Chirurgie auf 2200 Meter

Dr. med. Peter Šandera
Dr. med. Peter Šandera Bild: zVg.
Dr. med. Peter Šandera, Chefarzt Klinik für Chirurgie Kantonsspital Schaffhausen, berichtet von seinem ersten humanitären Einsatz in Tadschikistan.

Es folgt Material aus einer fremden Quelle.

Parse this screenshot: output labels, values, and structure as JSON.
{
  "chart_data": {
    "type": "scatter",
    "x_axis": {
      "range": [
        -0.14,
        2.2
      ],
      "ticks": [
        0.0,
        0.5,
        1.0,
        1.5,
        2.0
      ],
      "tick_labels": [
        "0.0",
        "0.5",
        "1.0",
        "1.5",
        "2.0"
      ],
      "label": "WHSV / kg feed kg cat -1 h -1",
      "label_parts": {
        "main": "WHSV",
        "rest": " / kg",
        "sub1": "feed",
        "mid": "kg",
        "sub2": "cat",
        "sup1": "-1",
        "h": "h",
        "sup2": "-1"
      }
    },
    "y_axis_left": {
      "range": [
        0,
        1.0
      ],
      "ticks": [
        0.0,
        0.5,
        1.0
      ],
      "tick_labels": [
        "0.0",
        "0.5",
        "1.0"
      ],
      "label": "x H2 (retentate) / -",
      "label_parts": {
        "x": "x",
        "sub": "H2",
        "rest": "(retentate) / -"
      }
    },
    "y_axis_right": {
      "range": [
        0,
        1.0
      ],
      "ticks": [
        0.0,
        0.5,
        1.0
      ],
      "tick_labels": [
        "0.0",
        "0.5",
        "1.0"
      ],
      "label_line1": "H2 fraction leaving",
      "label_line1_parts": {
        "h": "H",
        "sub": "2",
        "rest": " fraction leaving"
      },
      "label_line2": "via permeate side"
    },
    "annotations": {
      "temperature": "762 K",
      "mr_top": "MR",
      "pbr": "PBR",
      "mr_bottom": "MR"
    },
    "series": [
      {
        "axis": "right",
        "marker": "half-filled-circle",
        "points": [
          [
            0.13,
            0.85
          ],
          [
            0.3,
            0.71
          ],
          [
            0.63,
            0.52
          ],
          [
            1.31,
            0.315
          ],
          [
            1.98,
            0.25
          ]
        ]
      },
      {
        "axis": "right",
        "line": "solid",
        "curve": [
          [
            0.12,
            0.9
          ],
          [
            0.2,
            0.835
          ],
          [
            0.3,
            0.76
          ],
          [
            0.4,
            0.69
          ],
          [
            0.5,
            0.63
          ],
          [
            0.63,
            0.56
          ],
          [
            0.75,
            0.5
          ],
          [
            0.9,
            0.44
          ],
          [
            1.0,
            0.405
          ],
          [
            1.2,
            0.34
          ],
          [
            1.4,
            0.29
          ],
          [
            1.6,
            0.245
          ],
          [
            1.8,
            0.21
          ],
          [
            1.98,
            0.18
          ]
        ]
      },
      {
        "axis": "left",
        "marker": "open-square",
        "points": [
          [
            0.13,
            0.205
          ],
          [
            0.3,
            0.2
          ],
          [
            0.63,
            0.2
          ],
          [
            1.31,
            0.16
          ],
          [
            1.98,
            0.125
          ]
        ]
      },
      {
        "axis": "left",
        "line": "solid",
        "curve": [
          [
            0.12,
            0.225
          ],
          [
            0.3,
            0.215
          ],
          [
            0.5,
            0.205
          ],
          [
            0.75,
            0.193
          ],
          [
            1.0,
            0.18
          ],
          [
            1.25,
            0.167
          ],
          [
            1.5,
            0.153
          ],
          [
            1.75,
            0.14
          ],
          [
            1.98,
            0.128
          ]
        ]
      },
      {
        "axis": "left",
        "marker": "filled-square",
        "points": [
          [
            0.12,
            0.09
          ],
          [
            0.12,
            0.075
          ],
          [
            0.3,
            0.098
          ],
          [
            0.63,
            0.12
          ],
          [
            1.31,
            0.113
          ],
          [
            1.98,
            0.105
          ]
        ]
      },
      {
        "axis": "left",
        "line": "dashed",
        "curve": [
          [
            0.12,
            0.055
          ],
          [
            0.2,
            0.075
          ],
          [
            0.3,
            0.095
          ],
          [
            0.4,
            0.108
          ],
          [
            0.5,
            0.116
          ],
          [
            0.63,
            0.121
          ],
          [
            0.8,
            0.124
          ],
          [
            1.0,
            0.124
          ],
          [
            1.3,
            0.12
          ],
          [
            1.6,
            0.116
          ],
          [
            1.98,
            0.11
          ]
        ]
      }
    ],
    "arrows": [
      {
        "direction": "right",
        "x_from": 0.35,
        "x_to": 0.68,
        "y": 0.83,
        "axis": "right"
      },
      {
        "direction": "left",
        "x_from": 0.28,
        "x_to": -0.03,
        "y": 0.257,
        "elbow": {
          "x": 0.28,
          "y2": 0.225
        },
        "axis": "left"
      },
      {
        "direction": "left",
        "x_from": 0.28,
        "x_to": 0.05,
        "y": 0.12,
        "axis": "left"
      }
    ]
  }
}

Als ich das erste Mal den Auftrag erhielt, in Tadschikistan einen humanitären Einsatz zu leiten, musste ich selbst auf der Weltkarte nachsehen. Das Spital im Pamirgebirge lag auf 2200 Metern über Meer, nur durch einen Grenzfluss von Afghanistans Norden getrennt. Nach mehreren Einsätzen in der Mongolei sollten wir Chirurgen, Anästhesistinnen, Urologinnen und Pflegefachkräfte aus der Schweiz nun also nach Tadschikistan. Wir trafen auf eine hochmotivierte Ärztegruppe, die sich nach jahrelangem Bürgerkrieg danach sehnte, einen praktischen Austausch mit Ärzten/-innen aus Europa zu erhalten. Die Bedingungen im Pamirgebirge sind hart. Grosse Armut wird von einer hohen Sterblichkeit der Mütter bei der Geburt begleitet - ein Indiz für die ungenügende medizinische Versorgung in diesem Land. Tadschikische Ärztinnen und Ärzte studieren wie wir sechs Jahre Medizin. Doch die chirurgischen Techniken basieren noch heute mehrheitlich auf russischen Ausbildungsbüchern aus den 1960er-Jahren. Uns trennten also Welten, auch sprachlich. Die Mediziner/-innen sprechen mehrheitlich den lokalen Dialekt Shugni, der für uns bei jedem Handgriff am Operationstisch auf Englisch übersetzt werden musste. Dies verlängerte die Eingriffe wesentlich und machte uns bewusst, wie elementar wichtig eine klare Kommunikation im Operationssaal ist.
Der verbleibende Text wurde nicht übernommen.